Wien. Kaum ein anderer Bereich birgt so viel Konfliktpotential wie das Asyl- und Migrationsthema. Nach der Rekordzahl von fast 90.000 Asylanträgen im Jahr 2015 ist die Zahl der Anträge im vergangenen Jahr um mehr als die Hälfte auf rund 42.000 zurückgegangen. Heuer haben bisher rund 17.000 Menschen einen Antrag gestellt. Obwohl die Zahlen sinken, polarisiert das Thema noch immer stark. Wie viel Zuwanderung verträgt Österreich? Wie viel Geld sollen Asylwerber bekomme? Wo soll den Menschen am besten geholfen werden? Die Ideen der Parteien gehen weit auseinander. Ein Überblick.

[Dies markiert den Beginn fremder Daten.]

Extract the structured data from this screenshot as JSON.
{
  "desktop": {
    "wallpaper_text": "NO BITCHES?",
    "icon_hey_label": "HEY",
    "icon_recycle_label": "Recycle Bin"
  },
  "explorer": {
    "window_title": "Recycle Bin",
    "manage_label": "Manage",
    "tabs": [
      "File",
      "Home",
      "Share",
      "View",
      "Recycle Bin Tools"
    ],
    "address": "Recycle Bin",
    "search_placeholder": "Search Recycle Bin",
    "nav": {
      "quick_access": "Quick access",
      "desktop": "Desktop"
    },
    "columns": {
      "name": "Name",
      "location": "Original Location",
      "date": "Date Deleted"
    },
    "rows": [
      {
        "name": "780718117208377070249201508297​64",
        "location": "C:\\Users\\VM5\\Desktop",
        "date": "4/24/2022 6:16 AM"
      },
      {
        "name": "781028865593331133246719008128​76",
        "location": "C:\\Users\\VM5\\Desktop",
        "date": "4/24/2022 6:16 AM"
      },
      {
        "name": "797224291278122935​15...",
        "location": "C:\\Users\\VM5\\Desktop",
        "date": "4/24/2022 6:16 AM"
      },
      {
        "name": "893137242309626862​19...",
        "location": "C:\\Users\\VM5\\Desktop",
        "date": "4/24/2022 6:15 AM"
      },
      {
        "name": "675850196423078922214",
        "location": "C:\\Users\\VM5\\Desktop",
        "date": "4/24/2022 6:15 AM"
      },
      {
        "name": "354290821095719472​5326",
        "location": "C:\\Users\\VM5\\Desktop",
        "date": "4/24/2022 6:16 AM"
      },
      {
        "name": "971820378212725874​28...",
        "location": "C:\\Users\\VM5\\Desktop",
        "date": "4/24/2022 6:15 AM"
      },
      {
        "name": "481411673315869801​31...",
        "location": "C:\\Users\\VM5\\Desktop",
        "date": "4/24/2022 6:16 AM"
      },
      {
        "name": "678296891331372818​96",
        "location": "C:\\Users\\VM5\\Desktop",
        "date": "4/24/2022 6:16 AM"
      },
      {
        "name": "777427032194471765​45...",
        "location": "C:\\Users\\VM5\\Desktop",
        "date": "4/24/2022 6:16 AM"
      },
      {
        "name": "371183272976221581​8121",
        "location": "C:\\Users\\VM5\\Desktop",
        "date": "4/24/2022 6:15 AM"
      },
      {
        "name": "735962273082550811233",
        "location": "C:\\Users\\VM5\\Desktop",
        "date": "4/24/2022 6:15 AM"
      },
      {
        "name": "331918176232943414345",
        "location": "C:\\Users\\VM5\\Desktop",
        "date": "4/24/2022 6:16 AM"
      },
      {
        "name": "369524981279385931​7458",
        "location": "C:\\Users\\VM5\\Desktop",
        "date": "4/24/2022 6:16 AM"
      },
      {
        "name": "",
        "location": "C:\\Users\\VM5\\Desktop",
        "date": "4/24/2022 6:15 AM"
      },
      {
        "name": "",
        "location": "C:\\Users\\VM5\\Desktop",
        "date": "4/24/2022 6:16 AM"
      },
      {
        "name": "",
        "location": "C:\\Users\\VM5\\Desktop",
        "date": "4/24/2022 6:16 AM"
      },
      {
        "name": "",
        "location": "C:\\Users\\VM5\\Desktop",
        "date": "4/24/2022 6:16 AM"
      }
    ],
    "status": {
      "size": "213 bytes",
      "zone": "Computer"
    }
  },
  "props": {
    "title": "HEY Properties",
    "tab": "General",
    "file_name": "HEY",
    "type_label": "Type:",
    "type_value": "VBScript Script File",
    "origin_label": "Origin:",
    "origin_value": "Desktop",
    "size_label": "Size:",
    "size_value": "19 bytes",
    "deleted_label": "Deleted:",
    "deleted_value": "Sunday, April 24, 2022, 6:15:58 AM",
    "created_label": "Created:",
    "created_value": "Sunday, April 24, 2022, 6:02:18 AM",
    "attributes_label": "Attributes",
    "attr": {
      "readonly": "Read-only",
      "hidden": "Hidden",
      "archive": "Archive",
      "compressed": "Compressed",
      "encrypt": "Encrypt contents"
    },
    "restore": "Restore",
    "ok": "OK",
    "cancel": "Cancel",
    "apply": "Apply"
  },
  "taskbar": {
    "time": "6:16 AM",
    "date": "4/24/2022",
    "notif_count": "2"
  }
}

FPÖ: Österreich ist kein Einwanderungsland

"Österreicher zuerst." Dieses Motto zieht sich wie ein roter Faden durch das Wahlprogramm der FPÖ. Und das Land der Österreicher gilt es zu schützen. Hier fallen Begriffe wie "autochthone Bevölkerung" und "österreichische Leitkultur". Darum pochen die Freiheitlichen auch gleich auf der dritten Seite ihres Wahlprogramms darauf, die Grenzen zu sichern. Österreich sei demnach kein Einwanderungsland, "der Islam ist kein Teil Österreichs" – obwohl die Zahl der Muslime im Land wächst und aktuell auf rund 700.000 geschätzt wird. Die Zuwanderung nach Österreich will die FPÖ radikal stoppen und illegale Asylwerber abschieben. Asyl sollen nur diejenigen bekommen, die aus "rassischen, religiösen und politischen Gründen verfolgt werden" – allerdings nur auf Zeit, also bis der Asylgrund wegfällt. Der Integration von Flüchtlingen wird im blauen Wahlprogramm kein Platz eingeräumt. Vize-Parteichef Norbert Hofer hält Integrationsbemühungen für sinnlos, Wertekurse, in denen Prinzipien wie Demokratie, Rechtsstaat und die Geschichte Österreichs näher gebracht werden, brauche es nicht.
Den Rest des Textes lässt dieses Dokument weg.